Die Gewerkschaft Nahrung-Genuss-Gaststätten (NGG) Unterfranken übt deutliche Kritik an den geplanten Änderungen im Gesundheitswesen. Besonders die geplante Teilkrankschreibung sowie höhere Zuzahlungen für Medikamente stoßen bei der Gewerkschaft auf massiven Widerstand.

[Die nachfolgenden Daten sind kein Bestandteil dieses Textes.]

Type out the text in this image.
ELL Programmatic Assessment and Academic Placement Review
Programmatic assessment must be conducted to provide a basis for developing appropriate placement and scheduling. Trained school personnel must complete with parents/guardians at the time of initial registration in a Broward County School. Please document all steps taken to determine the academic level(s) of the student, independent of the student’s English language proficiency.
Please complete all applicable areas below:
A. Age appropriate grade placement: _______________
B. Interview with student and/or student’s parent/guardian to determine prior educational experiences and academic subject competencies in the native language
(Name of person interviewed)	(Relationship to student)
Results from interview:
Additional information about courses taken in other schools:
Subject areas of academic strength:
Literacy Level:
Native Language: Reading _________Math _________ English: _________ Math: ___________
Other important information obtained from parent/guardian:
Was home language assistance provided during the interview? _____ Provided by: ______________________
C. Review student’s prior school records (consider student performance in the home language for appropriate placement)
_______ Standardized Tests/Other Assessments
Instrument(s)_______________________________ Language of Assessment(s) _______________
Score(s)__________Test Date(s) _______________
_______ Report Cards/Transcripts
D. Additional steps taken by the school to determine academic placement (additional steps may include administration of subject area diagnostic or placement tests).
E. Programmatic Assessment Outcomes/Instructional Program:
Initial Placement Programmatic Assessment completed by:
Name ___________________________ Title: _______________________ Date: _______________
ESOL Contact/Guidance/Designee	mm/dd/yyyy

Ibo Ocak, Geschäftsführer der NGG Unterfranken, warnt davor, dass die geplanten Maßnahmen vor allem zulasten der Versicherten gehen würden. Künftig könnten bei Medikamenten höhere Eigenbeteiligungen fällig werden. Stattdessen fordert die Gewerkschaft eine Senkung der Mehrwertsteuer auf Arzneimittel von derzeit 19 auf 7 Prozent.
„Ob Tabletten, Tropfen, Salben oder Infusionen – niedrigere Steuern auf Medikamente würden die Menschen direkt entlasten“, erklärt Ocak. Gleichzeitig müsse sichergestellt werden, dass die Preisvorteile tatsächlich bei den Verbraucherinnen und Verbrauchern ankommen.
Besonders kritisch sieht die NGG die von der Bundesregierung diskutierte Teilkrankschreibung. Demnach könnten Beschäftigte künftig trotz Krankheit teilweise weiterarbeiten – beispielsweise im Homeoffice oder mit reduzierter Arbeitszeit.
„Wer krank zur Arbeit geht, hilft weder sich noch dem Betrieb“, betont Ocak. Im schlimmsten Fall würden Erkrankungen verschleppt und könnten chronisch werden.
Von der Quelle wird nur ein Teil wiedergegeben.